“Lettera a un
giudice” Racconto fantastico sulla
corruzione di Paolo Saggese
Rilettura delll’opera
di Carmen Moscariello
Talora alle foci solitarie dei
piccoli fiumi è una greggia che splende come una ghiaia ; e io guardo verso le
montagne dove forse un’altra greggia sabbevera alle sorgenti solitarie. Un
ampio greto discendendo dalle montagne è simile a un cammino di migrazione
abbandonato, simile al tratturo dei miei padri sterilito. E odo dentro di me
camminare i pastori defunti e i grandi armenti morti
Chi può dire
dove tramonta il sole?
E le ombre
occupano la luce, lacerano la coscienza e il greto è sterile, le acque stagnanti
sono fetide.
Che cos’ è
un atto di ingiustizia? Fino a qual punto può divenire incubo e, soprattutto,
se cade per sempre la fiducia nella giustizia,che sarà del mondo? Esso
stesso finirà in uno sterile fosso?
Il romanzo
di Paolo Saggese ci mette di fronte a queste problematiche e il suo stile è volutamente
calmo, senza rabbia; lo sfogliare di sacrifici non gridati, posti lì
ironicamente, quasi egli stesso intenerito per il suo credere nel giusto fine: se il suo
comportamento è giusto, onesto, vigoroso, etico, nessun potrà negargli ciò che
di diritto gli spetta.
Alcuni
scrittori, poeti, “I giusti” (per fortuna ce ne sono anche tra gli stessi
giudici che mettono a repentaglio la propria vita, perché la legge sia
rispettata ) guidano sicuri la loro esistenza verso la strada della giustizia, dell’onestà,
convinti che non ne esista altra , scelta se non la distruzione di se stessi. Ma, il piccolo
fiume essenziale al gregge per abbeverarsi, diviene spesso tomba per i pastori
e il povero gregge muore. Senza la giustizia, prevalgono i furbi, i
raccomandati buoni a nulla, tutta una società malata e confusa che non ricorda
neanche la strada del bene e reputa l’uomo onesto un povero stupido da frodare.
E’ un’opera
in nero questo romanzo, mette molta tristezza, poiché ognuno di noi potrebbe
facilmente ritrovarsi o già si è più volte ritrovato negli accadimenti raccontati. Così
“l’avventura di un povero cristiano” che non vive per niente nel migliore dei
mondi possibili , grida giustizia, vuole giustizia.
Spesso si
crede che la giustizia sia data solo dalle leggi, ma ci sono troppi lestofanti
che piegano la giustizia e le sue leggi ai loro loschi interessi, si perde di vista la
finalità globale alla quale la legge tende,i cavilli confondono, bloccano,
favoriscono chi non va favorito, bisognerebbe vigilare e formare l’uomo anche sull’etica, senza
morale il mondo è destinato ad estinguersi.
Degli
ingenui? Degli eroi? Dei poveri cristi? I furbi opterebbero sicuri per l’ultimo
giudizio .
Ma i Poveri
Cristi a volte hanno poteri incredibili, quelli che nascono dalla libertà del
proprio pensiero, dal rispetto delle regole sociali, dalla convinzione che
lavorando bene ci si debba aspettare
giustizia.
Questa
sconosciuta? L’opera ci pone dolorosamente di fronte a questo interrogativo.

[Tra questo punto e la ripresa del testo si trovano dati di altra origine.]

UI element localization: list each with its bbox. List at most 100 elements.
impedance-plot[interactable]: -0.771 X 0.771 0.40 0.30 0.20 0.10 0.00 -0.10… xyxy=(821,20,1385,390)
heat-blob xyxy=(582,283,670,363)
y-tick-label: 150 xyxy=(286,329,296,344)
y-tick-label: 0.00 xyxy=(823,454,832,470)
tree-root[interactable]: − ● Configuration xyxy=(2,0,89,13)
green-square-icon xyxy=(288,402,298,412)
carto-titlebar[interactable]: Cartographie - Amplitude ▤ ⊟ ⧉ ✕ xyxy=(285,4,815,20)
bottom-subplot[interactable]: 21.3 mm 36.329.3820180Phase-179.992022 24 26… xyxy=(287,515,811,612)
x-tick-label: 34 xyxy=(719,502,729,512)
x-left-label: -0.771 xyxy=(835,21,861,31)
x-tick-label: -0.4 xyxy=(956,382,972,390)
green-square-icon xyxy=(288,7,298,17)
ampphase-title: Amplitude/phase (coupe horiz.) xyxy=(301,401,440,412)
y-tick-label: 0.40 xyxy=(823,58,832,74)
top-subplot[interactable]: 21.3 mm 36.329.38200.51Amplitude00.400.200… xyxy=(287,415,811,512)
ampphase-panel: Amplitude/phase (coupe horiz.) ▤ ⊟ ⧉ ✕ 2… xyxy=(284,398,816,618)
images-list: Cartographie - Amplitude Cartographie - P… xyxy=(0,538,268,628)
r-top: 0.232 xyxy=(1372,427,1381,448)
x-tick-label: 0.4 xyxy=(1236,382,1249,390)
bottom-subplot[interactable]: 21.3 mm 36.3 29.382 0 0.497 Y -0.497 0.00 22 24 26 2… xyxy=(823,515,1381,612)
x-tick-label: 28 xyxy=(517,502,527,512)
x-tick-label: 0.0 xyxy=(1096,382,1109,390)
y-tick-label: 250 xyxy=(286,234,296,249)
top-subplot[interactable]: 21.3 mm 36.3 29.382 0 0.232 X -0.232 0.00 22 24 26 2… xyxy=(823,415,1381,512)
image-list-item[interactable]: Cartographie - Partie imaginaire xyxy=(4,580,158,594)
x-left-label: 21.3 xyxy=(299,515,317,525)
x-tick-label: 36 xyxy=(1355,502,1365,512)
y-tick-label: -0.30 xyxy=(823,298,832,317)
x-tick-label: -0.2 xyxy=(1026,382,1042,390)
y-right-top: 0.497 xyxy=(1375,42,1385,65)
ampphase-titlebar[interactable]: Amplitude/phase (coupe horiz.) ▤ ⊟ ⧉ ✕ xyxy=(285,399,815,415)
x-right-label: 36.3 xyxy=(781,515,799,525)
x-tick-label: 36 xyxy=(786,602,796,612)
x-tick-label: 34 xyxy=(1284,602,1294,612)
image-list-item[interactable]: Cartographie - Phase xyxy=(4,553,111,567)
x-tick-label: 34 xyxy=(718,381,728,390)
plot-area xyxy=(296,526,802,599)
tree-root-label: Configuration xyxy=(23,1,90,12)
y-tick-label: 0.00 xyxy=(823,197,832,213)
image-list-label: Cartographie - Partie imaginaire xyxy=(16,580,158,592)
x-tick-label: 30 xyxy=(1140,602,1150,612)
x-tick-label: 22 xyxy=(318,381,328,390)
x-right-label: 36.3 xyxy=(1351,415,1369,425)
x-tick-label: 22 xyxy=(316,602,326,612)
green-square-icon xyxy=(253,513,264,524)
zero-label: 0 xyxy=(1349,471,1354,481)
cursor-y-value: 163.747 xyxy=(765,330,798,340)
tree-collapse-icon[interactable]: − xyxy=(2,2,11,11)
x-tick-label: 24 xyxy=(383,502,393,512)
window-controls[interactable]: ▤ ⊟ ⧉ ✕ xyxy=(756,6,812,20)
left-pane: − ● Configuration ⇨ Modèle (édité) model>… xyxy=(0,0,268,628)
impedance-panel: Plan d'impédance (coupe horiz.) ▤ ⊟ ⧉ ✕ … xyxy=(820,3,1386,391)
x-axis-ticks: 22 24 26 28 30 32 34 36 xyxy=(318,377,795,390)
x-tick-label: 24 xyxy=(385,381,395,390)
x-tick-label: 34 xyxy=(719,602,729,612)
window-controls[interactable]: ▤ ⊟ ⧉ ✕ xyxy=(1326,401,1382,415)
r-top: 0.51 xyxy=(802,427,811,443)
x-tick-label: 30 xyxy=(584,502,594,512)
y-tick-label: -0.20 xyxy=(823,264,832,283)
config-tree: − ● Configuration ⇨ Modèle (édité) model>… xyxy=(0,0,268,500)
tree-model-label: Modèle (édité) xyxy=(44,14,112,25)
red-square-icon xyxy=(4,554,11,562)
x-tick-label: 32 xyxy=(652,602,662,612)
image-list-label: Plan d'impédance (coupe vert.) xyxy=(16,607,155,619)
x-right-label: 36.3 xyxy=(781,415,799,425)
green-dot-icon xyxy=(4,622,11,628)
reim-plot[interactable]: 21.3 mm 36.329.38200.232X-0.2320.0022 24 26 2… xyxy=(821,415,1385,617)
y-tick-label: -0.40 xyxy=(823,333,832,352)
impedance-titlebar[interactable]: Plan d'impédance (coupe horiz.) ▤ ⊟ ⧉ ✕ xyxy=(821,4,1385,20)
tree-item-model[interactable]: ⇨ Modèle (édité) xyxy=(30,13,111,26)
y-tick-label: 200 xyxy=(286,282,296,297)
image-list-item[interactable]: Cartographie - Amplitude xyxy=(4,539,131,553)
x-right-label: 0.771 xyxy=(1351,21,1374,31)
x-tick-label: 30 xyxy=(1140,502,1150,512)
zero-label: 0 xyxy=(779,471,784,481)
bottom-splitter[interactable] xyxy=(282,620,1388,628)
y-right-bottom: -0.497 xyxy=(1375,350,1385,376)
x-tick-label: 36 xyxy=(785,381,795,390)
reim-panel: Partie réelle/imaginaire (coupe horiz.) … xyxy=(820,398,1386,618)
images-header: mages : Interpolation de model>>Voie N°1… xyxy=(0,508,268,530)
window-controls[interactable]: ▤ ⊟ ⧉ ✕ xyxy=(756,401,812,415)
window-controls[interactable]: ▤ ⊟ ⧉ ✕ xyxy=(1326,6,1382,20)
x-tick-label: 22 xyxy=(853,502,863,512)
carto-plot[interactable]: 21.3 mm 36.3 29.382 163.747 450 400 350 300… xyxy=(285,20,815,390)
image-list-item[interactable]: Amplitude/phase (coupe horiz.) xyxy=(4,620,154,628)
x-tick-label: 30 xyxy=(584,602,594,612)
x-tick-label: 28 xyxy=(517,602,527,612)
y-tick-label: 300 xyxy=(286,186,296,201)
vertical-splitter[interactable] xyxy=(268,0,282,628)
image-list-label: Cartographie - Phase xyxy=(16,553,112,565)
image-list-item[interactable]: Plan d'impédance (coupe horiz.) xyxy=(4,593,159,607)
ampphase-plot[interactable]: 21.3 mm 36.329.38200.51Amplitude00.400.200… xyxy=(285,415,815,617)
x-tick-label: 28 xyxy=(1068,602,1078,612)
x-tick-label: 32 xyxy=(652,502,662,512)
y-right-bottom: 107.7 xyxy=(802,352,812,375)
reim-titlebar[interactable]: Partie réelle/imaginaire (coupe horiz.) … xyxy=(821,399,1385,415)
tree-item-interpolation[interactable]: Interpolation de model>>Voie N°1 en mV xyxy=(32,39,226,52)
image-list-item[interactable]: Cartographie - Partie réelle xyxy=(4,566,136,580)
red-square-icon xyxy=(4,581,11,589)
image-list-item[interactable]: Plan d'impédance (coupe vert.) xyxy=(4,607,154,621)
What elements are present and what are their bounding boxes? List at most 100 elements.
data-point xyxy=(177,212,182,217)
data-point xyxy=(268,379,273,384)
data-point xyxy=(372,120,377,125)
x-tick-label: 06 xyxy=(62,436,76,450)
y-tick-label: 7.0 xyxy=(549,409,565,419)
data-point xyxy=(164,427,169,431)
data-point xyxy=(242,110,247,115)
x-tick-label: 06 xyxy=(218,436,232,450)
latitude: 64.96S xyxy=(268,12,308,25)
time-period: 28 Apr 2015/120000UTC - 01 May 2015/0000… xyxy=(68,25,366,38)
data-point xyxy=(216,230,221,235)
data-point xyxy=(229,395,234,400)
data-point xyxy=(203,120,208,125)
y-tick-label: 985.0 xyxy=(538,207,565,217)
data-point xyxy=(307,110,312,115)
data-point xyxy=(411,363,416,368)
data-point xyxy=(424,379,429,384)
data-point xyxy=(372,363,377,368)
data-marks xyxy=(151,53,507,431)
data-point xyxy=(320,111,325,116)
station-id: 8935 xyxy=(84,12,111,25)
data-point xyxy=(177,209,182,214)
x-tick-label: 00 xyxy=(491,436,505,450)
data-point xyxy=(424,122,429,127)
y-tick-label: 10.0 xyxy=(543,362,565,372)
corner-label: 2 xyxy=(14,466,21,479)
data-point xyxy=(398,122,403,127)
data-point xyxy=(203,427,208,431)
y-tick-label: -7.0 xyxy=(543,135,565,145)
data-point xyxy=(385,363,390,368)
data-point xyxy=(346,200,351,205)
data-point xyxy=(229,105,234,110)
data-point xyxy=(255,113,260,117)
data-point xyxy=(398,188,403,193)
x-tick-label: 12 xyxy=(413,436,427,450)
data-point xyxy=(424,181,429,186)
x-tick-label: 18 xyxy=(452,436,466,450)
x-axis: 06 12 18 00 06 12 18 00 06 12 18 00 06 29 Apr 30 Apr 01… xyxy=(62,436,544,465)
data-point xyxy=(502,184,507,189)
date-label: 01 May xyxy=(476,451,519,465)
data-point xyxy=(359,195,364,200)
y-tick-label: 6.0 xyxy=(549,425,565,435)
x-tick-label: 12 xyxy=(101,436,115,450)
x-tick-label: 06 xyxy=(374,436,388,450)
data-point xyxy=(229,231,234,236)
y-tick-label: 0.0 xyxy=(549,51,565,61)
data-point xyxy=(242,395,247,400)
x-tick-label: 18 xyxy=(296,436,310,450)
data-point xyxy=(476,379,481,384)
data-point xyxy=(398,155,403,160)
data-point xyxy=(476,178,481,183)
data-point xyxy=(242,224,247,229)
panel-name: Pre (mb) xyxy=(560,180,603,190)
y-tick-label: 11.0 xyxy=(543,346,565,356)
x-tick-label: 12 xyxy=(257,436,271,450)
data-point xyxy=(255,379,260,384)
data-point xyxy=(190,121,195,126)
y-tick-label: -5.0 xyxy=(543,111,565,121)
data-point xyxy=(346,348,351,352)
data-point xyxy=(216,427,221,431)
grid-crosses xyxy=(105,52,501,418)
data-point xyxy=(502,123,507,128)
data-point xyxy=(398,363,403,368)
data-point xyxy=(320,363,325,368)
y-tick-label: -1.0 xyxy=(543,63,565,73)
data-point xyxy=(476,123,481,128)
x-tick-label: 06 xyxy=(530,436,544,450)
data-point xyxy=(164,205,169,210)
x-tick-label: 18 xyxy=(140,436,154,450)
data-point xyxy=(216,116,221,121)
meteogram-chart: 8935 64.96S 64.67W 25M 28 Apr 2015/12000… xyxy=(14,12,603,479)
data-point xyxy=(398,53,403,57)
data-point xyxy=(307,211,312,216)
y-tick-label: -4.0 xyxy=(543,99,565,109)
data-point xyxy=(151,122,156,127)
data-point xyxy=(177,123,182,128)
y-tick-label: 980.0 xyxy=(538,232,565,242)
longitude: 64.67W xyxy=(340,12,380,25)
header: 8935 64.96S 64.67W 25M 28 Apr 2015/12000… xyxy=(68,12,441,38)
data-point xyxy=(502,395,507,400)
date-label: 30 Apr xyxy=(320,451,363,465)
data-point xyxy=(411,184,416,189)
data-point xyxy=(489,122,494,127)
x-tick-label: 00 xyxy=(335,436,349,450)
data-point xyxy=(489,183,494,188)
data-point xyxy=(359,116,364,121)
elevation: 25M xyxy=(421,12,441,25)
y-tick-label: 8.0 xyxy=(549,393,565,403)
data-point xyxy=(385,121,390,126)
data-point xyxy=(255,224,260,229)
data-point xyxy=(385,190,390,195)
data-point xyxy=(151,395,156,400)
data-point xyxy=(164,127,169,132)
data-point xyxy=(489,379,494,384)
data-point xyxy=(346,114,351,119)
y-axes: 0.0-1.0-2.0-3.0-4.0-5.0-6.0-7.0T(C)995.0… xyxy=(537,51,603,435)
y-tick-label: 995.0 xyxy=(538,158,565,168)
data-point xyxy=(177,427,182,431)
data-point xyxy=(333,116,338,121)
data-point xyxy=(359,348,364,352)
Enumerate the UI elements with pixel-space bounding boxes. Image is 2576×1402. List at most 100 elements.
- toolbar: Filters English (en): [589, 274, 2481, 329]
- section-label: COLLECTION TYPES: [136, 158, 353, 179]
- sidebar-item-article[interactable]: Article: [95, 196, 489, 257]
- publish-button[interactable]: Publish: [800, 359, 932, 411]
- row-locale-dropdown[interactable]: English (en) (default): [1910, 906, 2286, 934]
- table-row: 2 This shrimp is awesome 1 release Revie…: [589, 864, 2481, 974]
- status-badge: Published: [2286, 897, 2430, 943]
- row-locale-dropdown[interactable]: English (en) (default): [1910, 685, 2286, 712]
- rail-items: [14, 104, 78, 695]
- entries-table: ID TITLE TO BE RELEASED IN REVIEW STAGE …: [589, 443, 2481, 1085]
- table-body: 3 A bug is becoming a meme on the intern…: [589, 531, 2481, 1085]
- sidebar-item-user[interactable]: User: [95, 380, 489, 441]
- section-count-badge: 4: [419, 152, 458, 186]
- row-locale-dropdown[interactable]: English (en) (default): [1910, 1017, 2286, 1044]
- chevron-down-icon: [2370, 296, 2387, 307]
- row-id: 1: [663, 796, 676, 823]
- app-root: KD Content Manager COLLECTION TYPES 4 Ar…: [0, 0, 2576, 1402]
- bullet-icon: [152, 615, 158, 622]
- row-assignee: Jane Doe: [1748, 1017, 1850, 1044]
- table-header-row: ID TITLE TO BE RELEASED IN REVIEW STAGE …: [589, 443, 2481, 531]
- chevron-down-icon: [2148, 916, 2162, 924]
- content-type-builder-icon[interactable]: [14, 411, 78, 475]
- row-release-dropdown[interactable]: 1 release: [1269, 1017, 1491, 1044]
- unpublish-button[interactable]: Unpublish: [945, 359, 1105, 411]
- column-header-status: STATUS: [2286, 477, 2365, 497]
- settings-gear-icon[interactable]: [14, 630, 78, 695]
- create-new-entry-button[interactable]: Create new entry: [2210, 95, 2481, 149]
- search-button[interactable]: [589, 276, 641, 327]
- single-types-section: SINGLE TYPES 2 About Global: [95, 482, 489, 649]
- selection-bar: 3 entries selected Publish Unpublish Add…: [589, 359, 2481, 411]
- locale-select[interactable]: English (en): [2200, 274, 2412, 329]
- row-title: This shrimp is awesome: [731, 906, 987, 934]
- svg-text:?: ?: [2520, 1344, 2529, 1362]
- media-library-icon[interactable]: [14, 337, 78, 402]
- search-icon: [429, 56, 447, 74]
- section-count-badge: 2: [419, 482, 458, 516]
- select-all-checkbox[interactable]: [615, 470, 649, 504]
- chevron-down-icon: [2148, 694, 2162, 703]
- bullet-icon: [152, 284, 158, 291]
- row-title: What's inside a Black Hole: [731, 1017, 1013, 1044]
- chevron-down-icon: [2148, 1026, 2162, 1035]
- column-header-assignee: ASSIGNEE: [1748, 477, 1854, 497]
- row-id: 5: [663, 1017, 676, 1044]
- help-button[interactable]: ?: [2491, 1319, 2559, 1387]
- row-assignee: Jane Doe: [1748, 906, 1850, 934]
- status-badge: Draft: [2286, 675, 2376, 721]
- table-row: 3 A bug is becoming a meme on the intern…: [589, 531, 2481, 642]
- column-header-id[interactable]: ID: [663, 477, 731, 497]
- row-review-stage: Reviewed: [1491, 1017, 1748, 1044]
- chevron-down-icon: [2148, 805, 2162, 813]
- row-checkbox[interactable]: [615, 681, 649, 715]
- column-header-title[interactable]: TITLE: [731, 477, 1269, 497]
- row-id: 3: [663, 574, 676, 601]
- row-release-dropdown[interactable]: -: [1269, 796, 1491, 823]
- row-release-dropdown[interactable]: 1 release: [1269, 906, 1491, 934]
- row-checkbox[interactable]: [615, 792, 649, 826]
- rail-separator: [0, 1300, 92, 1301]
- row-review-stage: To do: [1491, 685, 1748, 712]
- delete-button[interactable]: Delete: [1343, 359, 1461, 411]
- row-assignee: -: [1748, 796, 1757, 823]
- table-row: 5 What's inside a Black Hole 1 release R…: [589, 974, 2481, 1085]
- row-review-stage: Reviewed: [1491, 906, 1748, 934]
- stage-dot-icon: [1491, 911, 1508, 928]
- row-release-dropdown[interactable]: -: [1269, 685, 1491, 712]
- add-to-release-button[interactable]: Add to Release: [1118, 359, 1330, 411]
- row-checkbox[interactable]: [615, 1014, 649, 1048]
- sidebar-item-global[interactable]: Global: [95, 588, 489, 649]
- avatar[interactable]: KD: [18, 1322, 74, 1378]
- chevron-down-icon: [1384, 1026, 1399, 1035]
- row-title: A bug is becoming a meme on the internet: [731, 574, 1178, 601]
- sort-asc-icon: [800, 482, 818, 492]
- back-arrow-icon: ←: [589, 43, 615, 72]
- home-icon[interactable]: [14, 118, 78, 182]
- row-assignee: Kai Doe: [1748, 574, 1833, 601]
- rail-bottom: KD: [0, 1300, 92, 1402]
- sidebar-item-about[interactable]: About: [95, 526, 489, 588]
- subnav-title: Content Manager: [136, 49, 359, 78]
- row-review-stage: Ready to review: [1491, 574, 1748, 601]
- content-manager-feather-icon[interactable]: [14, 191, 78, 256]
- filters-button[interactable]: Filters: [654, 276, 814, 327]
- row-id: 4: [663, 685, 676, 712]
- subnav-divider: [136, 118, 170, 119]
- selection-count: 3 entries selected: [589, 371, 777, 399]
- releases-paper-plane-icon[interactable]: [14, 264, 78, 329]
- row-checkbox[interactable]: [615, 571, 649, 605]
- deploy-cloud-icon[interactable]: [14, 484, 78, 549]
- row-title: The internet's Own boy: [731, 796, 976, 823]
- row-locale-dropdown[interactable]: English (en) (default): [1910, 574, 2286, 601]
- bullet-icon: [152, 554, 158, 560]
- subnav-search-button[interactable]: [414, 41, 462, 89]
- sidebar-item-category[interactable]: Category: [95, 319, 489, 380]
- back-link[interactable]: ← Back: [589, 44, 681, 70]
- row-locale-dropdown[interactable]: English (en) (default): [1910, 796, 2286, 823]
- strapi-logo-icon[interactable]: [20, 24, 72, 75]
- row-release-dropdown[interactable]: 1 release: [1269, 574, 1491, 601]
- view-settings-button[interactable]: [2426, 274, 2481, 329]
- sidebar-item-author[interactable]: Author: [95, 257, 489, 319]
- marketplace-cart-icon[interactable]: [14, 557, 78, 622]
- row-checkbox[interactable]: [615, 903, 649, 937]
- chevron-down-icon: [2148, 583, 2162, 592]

Paolo Saggese, si aggrappa in preludio di ogni capitolo ai suoi amici
scrittori-onesti come lui, con le loro parole poste a capoverso, quasi a
chiedere conforto per meglio capire. Dove ho sbagliato?
L’autore
parla di un concorso (non ben precisato, ma si comprende) al quale il
personaggio principale si prepara, non chiede raccomandazioni, lavora, studia,
trascurando ogni altro aspetto di vita, per mesi si impegna, notti insonni, non
trascura nessun particolare. A nulla vale il suo impegno: è scartato. L’opera
in nero di come va il mondo, lo rifiuta,
non sa che farsene di un uomo onesto e preparato. Quest’opera apparentemente,
anzi volutamente leggera, ma l’ansia l’attraversa in ogni parola, seppur ben filtrata, quasi a non voler battere troppo
forte su ciò che è successo, ma più il tono è “vago”, più il lettore si torce
nella rabbia, nel dolore per l’ingiustizia subita.